SUKABUMIVIRAL.COM – Pernyataan yang disampaikan Iyus Ahmad Winarya melalui grup WhatsApp pada Jumat (12/06/2026) menuai reaksi keras dari sejumlah jurnalis yang tergabung dalam Aliansi Jurnalis Cicurug (AJC). Untaian kalimat yang ditulis Iyus dinilai menyudutkan profesi wartawan dan memunculkan ketersinggungan tanpa disertai dasar maupun fakta yang jelas.
Ketua Aliansi Jurnalis Cicurug (AJC), Herwanto, mengungkapkan bahwa persoalan tersebut akhirnya dimediasi di Sekretariat A-Ciber, Kecamatan Cicurug.
Dalam forum mediasi yang difasilitasi Koordinator A-Ciber, Sandi Irawan, Iyus menjelaskan bahwa pernyataannya dilatarbelakangi adanya informasi atau pengaduan dari seseorang yang disebut berasal dari unsur kepengurusan MUI Kabupaten Sukabumi.
"Namun saat dimintai penjelasan, tidak ada bukti maupun fakta yang dapat menunjukkan bahwa anggota AJC melakukan tindakan sebagaimana yang dituduhkan. Akibatnya, pernyataan yang telah beredar itu justru dianggap sebagai tuduhan yang tidak berdasar dan telah menimbulkan keresahan," ujar Herwanto, Minggu (14/06/2026).
Menurutnya, profesi jurnalis memiliki tugas yang dilindungi undang-undang untuk mencari, memperoleh, dan menyampaikan informasi kepada publik.
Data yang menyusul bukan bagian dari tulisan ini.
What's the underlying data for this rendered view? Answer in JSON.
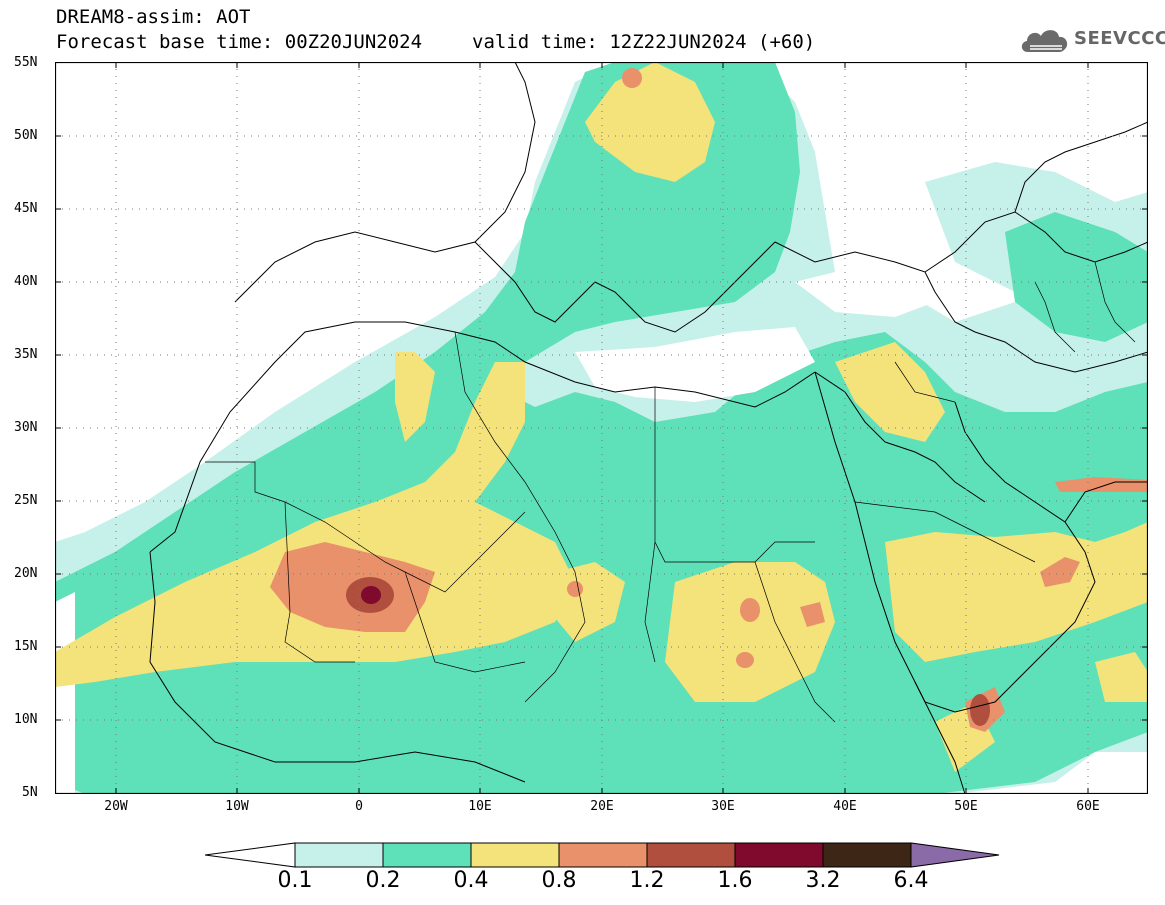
{
  "header": {
    "line1": "DREAM8-assim: AOT",
    "base_time": "Forecast base time: 00Z20JUN2024",
    "valid_time": "valid time: 12Z22JUN2024 (+60)"
  },
  "logo": {
    "text": "SEEVCCC",
    "icon": "cloud-icon"
  },
  "axes": {
    "lat_labels": [
      "55N",
      "50N",
      "45N",
      "40N",
      "35N",
      "30N",
      "25N",
      "20N",
      "15N",
      "10N",
      "5N"
    ],
    "lon_labels": [
      "20W",
      "10W",
      "0",
      "10E",
      "20E",
      "30E",
      "40E",
      "50E",
      "60E"
    ],
    "lat_range": [
      5,
      55
    ],
    "lon_range": [
      -25,
      65
    ]
  },
  "legend": {
    "type": "colorbar",
    "extend": "both",
    "colors": [
      "#ffffff",
      "#c6f0ea",
      "#5ee0b8",
      "#f4e27a",
      "#e8916a",
      "#b14f3f",
      "#7f0a2e",
      "#3d2615",
      "#8b6aa8"
    ],
    "tick_labels": [
      "0.1",
      "0.2",
      "0.4",
      "0.8",
      "1.2",
      "1.6",
      "3.2",
      "6.4"
    ]
  }
}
Karena itu, tudingan yang diarahkan kepada wartawan tanpa didukung fakta yang jelas berpotensi mencederai kehormatan profesi jurnalistik.
Dalam mediasi tersebut, Iyus akhirnya menyampaikan permohonan maaf secara langsung di hadapan anggota AJC. Meski demikian, Herwanto menegaskan bahwa permintaan maaf tidak boleh dijadikan jalan pintas setiap kali muncul persoalan akibat pernyataan yang dianggap merugikan pihak lain.
"Jangan sampai permintaan maaf menjadi sesuatu yang terlalu mudah diucapkan setelah muncul kegaduhan. Yang lebih penting adalah bagaimana menjaga ucapan dan sikap agar kejadian serupa tidak terus berulang. Apalagi yang bersangkutan masih berstatus sebagai Kepala Sekolah SD Negeri 1 Purwasari yang seharusnya menjadi teladan di tengah masyarakat," tegasnya.
Herwanto juga mengingatkan bahwa menjaga kondusivitas wilayah merupakan tanggung jawab bersama. Namun dalam menyikapi berbagai persoalan sosial di masyarakat, setiap pihak harus tetap berpijak pada aturan hukum dan kewenangan yang berlaku.
"Kita semua berhak mengingatkan dan mengawasi. Tetapi pelaksanaan penindakan adalah tugas Aparat Penegak Hukum (APH) maupun Satpol PP sesuai kewenangannya. Jangan sampai ada pihak yang bertindak seolah menjadi eksekutor di luar mekanisme hukum yang berlaku. Negara ini memiliki aturan yang harus dihormati bersama," katanya.
AJC berharap peristiwa tersebut menjadi pembelajaran bagi seluruh pihak agar lebih berhati-hati dalam menyampaikan pernyataan, terlebih di ruang publik dan media sosial. Sebab setiap ucapan yang dipublikasikan dapat menimbulkan konsekuensi sosial maupun hukum apabila tidak didasarkan pada fakta yang dapat dipertanggungjawabkan.